Dr. Samir Kumar Adhikari, assistant spokesperson for the Ministry of Health and Food Security, said the requirement for hospitals to reserve 10 percent of beds for poor patients has been in place since 2014 and is not a new policy. The only new element, he said, is the online portal, which is designed to make the system transparent and hold hospitals accountable.


"The 10 percent free service requirement already existed. Only the portal is new," Adhikari said.


He said the ministry introduced the portal after receiving complaints that private hospitals were not providing the mandated free treatment. Hospitals, meanwhile, claimed that eligible patients were not coming to use the service. The portal is intended to verify both claims through public monitoring.

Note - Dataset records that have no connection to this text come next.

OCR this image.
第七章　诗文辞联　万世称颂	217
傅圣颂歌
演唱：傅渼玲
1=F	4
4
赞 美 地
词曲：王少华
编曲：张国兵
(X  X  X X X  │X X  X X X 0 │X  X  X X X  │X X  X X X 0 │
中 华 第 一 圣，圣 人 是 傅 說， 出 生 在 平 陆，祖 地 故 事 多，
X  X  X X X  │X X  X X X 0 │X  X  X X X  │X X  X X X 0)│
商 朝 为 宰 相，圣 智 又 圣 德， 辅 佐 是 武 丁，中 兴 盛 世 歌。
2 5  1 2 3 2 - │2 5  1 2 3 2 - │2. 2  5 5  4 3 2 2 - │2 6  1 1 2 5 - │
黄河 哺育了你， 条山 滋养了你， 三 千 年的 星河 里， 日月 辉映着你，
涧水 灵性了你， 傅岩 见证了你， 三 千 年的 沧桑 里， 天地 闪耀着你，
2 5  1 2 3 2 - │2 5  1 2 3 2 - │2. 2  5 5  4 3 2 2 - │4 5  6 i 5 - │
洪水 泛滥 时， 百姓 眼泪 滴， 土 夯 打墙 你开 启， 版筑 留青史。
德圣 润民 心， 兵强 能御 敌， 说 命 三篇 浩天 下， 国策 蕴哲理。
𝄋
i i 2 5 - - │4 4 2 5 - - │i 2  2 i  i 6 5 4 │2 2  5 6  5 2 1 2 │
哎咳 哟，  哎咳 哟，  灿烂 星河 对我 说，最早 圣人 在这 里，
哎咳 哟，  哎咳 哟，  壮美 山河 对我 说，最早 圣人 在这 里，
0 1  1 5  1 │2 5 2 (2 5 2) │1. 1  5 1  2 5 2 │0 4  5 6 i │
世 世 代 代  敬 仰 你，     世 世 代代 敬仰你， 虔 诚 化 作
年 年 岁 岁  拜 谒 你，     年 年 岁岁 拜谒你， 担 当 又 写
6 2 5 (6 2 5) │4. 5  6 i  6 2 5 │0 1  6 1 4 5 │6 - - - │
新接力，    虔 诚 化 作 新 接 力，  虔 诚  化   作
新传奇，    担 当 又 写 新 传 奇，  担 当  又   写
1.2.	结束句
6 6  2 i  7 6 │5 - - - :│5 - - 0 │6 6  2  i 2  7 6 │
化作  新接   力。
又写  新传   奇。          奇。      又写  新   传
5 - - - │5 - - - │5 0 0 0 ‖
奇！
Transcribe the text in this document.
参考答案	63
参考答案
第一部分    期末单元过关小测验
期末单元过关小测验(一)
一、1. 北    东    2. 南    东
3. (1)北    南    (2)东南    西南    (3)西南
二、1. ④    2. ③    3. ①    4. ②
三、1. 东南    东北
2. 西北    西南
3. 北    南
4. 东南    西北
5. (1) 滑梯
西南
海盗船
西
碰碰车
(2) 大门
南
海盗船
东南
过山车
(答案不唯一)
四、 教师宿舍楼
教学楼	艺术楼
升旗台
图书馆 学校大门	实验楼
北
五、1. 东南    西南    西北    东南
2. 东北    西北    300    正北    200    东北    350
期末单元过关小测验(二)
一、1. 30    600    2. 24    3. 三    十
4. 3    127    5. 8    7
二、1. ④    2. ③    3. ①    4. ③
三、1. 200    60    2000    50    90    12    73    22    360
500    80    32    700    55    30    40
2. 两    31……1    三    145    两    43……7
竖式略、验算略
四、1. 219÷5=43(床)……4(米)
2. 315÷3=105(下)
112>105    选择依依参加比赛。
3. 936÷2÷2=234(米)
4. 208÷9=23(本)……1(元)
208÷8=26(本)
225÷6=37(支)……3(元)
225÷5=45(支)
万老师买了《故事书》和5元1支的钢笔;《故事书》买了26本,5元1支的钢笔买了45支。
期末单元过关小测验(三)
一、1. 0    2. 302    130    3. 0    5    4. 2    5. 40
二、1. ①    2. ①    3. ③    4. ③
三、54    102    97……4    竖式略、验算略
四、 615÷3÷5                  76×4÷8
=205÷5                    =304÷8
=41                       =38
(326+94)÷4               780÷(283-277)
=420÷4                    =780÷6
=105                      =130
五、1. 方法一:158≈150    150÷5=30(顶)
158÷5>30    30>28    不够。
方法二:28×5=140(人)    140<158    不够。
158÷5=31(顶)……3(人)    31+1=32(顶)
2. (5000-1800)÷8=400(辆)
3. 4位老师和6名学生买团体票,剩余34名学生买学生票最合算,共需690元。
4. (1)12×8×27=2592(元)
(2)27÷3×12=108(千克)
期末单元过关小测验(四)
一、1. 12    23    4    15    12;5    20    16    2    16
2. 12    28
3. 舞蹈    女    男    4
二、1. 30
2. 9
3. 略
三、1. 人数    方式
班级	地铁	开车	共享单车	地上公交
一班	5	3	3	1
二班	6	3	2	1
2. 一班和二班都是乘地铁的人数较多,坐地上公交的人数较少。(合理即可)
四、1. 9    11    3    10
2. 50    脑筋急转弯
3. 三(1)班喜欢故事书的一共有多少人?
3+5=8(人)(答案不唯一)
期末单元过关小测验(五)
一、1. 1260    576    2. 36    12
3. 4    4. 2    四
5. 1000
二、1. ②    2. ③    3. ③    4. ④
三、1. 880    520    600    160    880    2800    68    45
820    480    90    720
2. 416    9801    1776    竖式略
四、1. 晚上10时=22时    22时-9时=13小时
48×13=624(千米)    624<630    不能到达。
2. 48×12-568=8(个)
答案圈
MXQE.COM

The government has also established burn units in federal and provincial hospitals across all seven provinces. Under its governance reform agenda, the ministry has approved 977 new health sector positions and directed hospitals to speed up the delivery of scanned medical reports.


Monitoring has been carried out at hospitals including Bir Hospital, Gangalal National Heart Center and Kanti Children's Hospital to improve service quality. According to Adhikari, the ministry has also kept air ambulances on standby in collaboration with the Nepal Army and helicopter operators in the Far West and eastern regions for emergency services. Other measures include promoting generic drug prescriptions, opening affordable hospital pharmacies, introducing digital ticketing systems and complaint management systems, with implementation underway in several hospitals.


Mahendra Shrestha, former additional secretary at the former Ministry of Health and Population, said the government's first three months have not produced meaningful results in the health sector. He argued that the reform agenda has failed to address broader public health needs.


According to Shrestha, federal and specialized hospitals continue to struggle with overcrowding, limited access to services and long waiting times for surgery. He said meaningful improvement would remain out of reach until basic hospitals are strengthened.


"Public health management and service delivery at primary level hospitals remain weak. Unless those hospitals improve, the patient burden on federal hospitals will not decline, making quality care difficult to deliver," he said.